Zitat/Motto► Lorsqu’en un siege terrible, &célebre à jamais,

Tout un peuple étonné vivra de vos bienfaits,
Ces temps de vos Etats finiront les misères,
Vous léverés les yeux vers le Dieu de vos Peres. ◀Zitat/Motto

[296] Ce souvenir pouvoit disposer son ame à la conversion, dans le même instant la Verité pouvoit descendre du Ciel, pour triompher des erreurs de ce Prince. Elle pouvoit l’assurer du reste de l’accomplissement de la prédiction, qui lui avoit été faite aux plaines d’Albion. Animé par une nouvelle confiance au secours du Ciel, il pouvoit s’avancer vers ses soldats bienfaisants, & se montrer aux rebelles attendris, & pleins d’un repentir sincère.

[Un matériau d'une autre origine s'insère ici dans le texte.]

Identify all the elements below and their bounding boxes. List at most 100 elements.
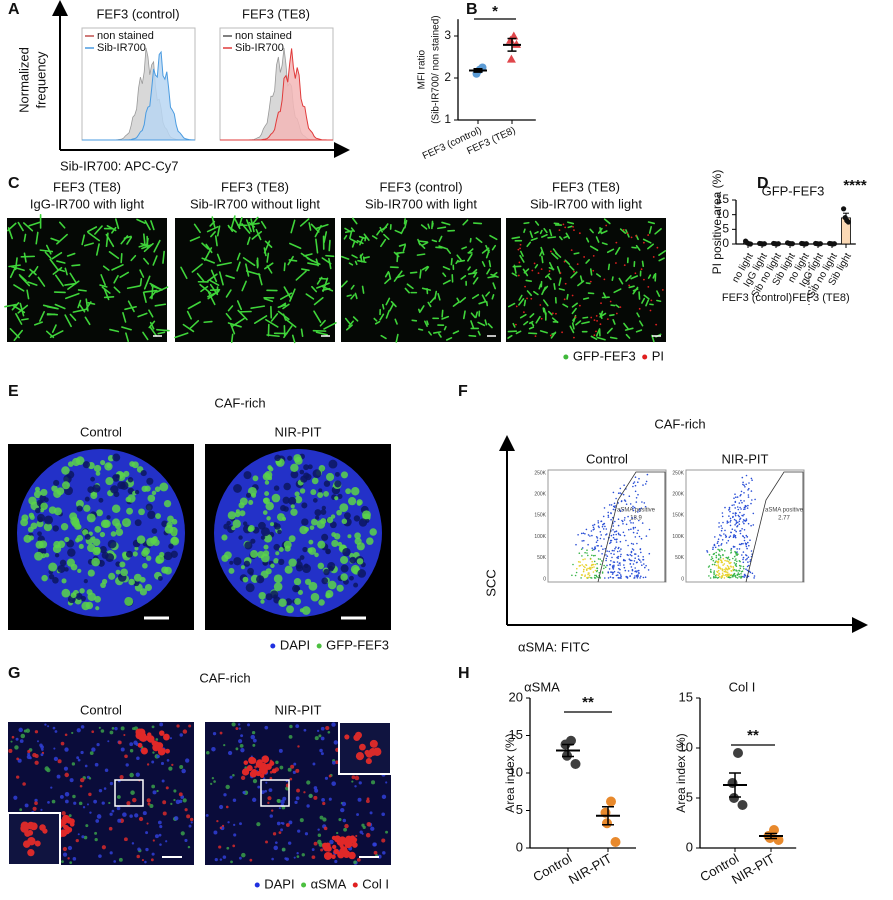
- spheroid-cell: [83, 578, 88, 584]
- event: [713, 571, 715, 574]
- cell: [421, 241, 429, 246]
- spheroid-cell: [140, 470, 147, 477]
- data-point: [727, 778, 738, 788]
- tissue-cell: [257, 785, 261, 789]
- tissue-cell: [265, 781, 268, 784]
- tissue-cell: [176, 724, 180, 728]
- cell: [590, 335, 598, 341]
- spheroid-cell: [262, 472, 271, 481]
- event: [575, 571, 578, 574]
- event: [754, 498, 756, 501]
- data-point: [509, 31, 519, 40]
- tissue-cell: [179, 733, 183, 737]
- event: [645, 480, 648, 483]
- event: [584, 551, 586, 554]
- tissue-cell: [98, 788, 103, 793]
- event: [600, 534, 602, 536]
- tissue-cell: [142, 811, 147, 816]
- data-point: [506, 54, 516, 63]
- event: [584, 575, 586, 578]
- tissue-cell: [36, 740, 39, 743]
- cell: [384, 278, 391, 285]
- event: [609, 563, 612, 566]
- flow-tick-label: 0: [543, 576, 546, 582]
- event: [740, 575, 743, 578]
- event: [729, 521, 731, 523]
- spheroid-cell: [263, 544, 269, 550]
- event: [632, 531, 635, 534]
- cell: [19, 275, 31, 287]
- cell: [523, 228, 526, 234]
- tissue-cell: [237, 723, 241, 726]
- tissue-cell: [335, 760, 339, 765]
- tissue-cell: [145, 831, 149, 835]
- event: [583, 565, 585, 568]
- group-label: FEF3 (TE8): [792, 292, 849, 304]
- event: [586, 577, 588, 579]
- spheroid-cell: [273, 558, 279, 564]
- cell: [305, 293, 315, 300]
- spheroid-cell: [314, 509, 322, 516]
- cell: [13, 329, 24, 342]
- spheroid-cell: [20, 518, 29, 527]
- tissue-cell: [19, 739, 24, 743]
- event: [730, 551, 733, 553]
- colI-cluster: [271, 768, 277, 774]
- spheroid-cell: [112, 453, 121, 462]
- spheroid-cell: [271, 493, 281, 503]
- cell: [625, 333, 631, 339]
- event: [722, 564, 724, 566]
- event: [724, 574, 726, 577]
- tissue-cell: [67, 857, 70, 860]
- tissue-cell: [136, 756, 140, 761]
- spheroid-cell: [36, 520, 44, 528]
- cell: [120, 253, 123, 264]
- spheroid-cell: [303, 464, 310, 471]
- event: [601, 560, 603, 562]
- tissue-cell: [40, 808, 43, 811]
- event: [621, 519, 623, 522]
- spheroid-cell: [288, 535, 296, 543]
- tissue-cell: [370, 780, 376, 785]
- event: [737, 508, 740, 511]
- event: [734, 529, 736, 531]
- cell: [196, 272, 205, 282]
- tissue-cell: [160, 761, 165, 766]
- pi-dot: [515, 305, 518, 308]
- event: [642, 556, 644, 558]
- spheroid-cell: [295, 561, 303, 569]
- spheroid-cell: [342, 547, 351, 557]
- event: [636, 532, 638, 534]
- cell: [344, 230, 354, 234]
- event: [727, 560, 730, 563]
- tissue-cell: [296, 788, 300, 793]
- cell: [207, 290, 220, 300]
- tissue-cell: [230, 860, 233, 864]
- event: [738, 523, 741, 525]
- inset-cell: [20, 824, 29, 833]
- spheroid-cell: [336, 584, 344, 592]
- cell: [607, 263, 611, 271]
- tissue-cell: [73, 801, 77, 805]
- cell: [308, 222, 312, 231]
- event: [736, 560, 738, 563]
- tissue-cell: [108, 826, 113, 831]
- event: [714, 561, 716, 564]
- cell: [313, 296, 324, 306]
- tissue-cell: [129, 772, 134, 778]
- event: [609, 542, 611, 545]
- cell: [515, 330, 522, 335]
- data-point: [841, 206, 847, 212]
- cell: [113, 274, 119, 284]
- event: [589, 535, 591, 537]
- tissue-cell: [98, 854, 102, 858]
- cell: [485, 244, 490, 254]
- tissue-cell: [353, 860, 357, 865]
- tissue-cell: [319, 815, 324, 820]
- pi-dot: [533, 262, 536, 265]
- cell: [94, 225, 103, 235]
- spheroid-cell: [270, 563, 275, 569]
- event: [728, 536, 731, 539]
- event: [718, 526, 720, 528]
- spheroid-cell: [91, 536, 96, 541]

Zitat/Motto► Sont-ce là, disoient-ils, ces monstres si cruels ?

Est-ce là ce Tyran si terrible aux mortels ?
Cet ennemi de Dieu qu’on peint si plein de rage ?

Helas ! du Dieu vivant c’est la brillante image.
Trop dignes du trépas dont il nous a sauvez.
Consacrons lui ces jours qu’il nous a conservez. ◀Zitat/Motto

Ce Roi digne d’amour s’offre aux yeux de ses sujèts, si heureusement passionnés pour leur devoir & pour leur Souverain. Qu’y a- t’il de plus naturel, que de les voir ravis de toucher à la fin de leurs miseres, remplir l’air de cris de joïe, se disputer la gloire d’ouvrir les portes à leur liberateur, & lui donner les plus vives marques de respect & de tendresse. Il me semble que ce denouëment eut été naturel, & même touchant.

J’ai reconnu avec plaisir dans un de mes discours precédens, que Mr. De Voltaire se montre juste estimateur du merite, dans [297] quelque secte ou dans quelque parti qu’il le découvre ; Je ne m’en dédis pas ; & je trouve cette généreuse équité digne d’un si beau genie, & capable de le faire briller avec tout son éclat ; Il me semble pourtant qu’il est un peu injuste à l’égard de son principal Héros, en lui prêtant des sentiments fort injurieux pour ceux, dont depuis sa jeunesse il avoit été le chef. Voici comme il le fait parler à la Reine Elisabeth, dont il venoit implorer le secours.

Zitat/Motto► Je ne décide point entre Geneve & Rome

De quelque nom divin que leur parti les nomme,
J’ai vu des deux côtés la fourbe & la fureur ;
Et si la Perfidie est fille de l’Erreur,
Si dans les différens où l’
Europe se plonge,
La trahisoin, le meurtre est le sceau du mensonge ;
L’un & l’autre parti cruel également,
Ainsi que dans le crime, est dans l’aveuglement. ◀Zitat/Motto

L’Auteur n’est pas en droit de donner de semblables idées à Henry, parce que ces idées sont évidemment fausses ; un homme de l’esprit & de l’équité de M. de Voltaire devoit laisser débiter ces sortes de fadaises à un historien fourbe & bilieux, comme Maimbourg, & puiser dans les Auteurs aussi honnêtes-gens que bons catholiques, la vérita-[298]ble opinion qu’il faut se former de la conduite des deux sectes.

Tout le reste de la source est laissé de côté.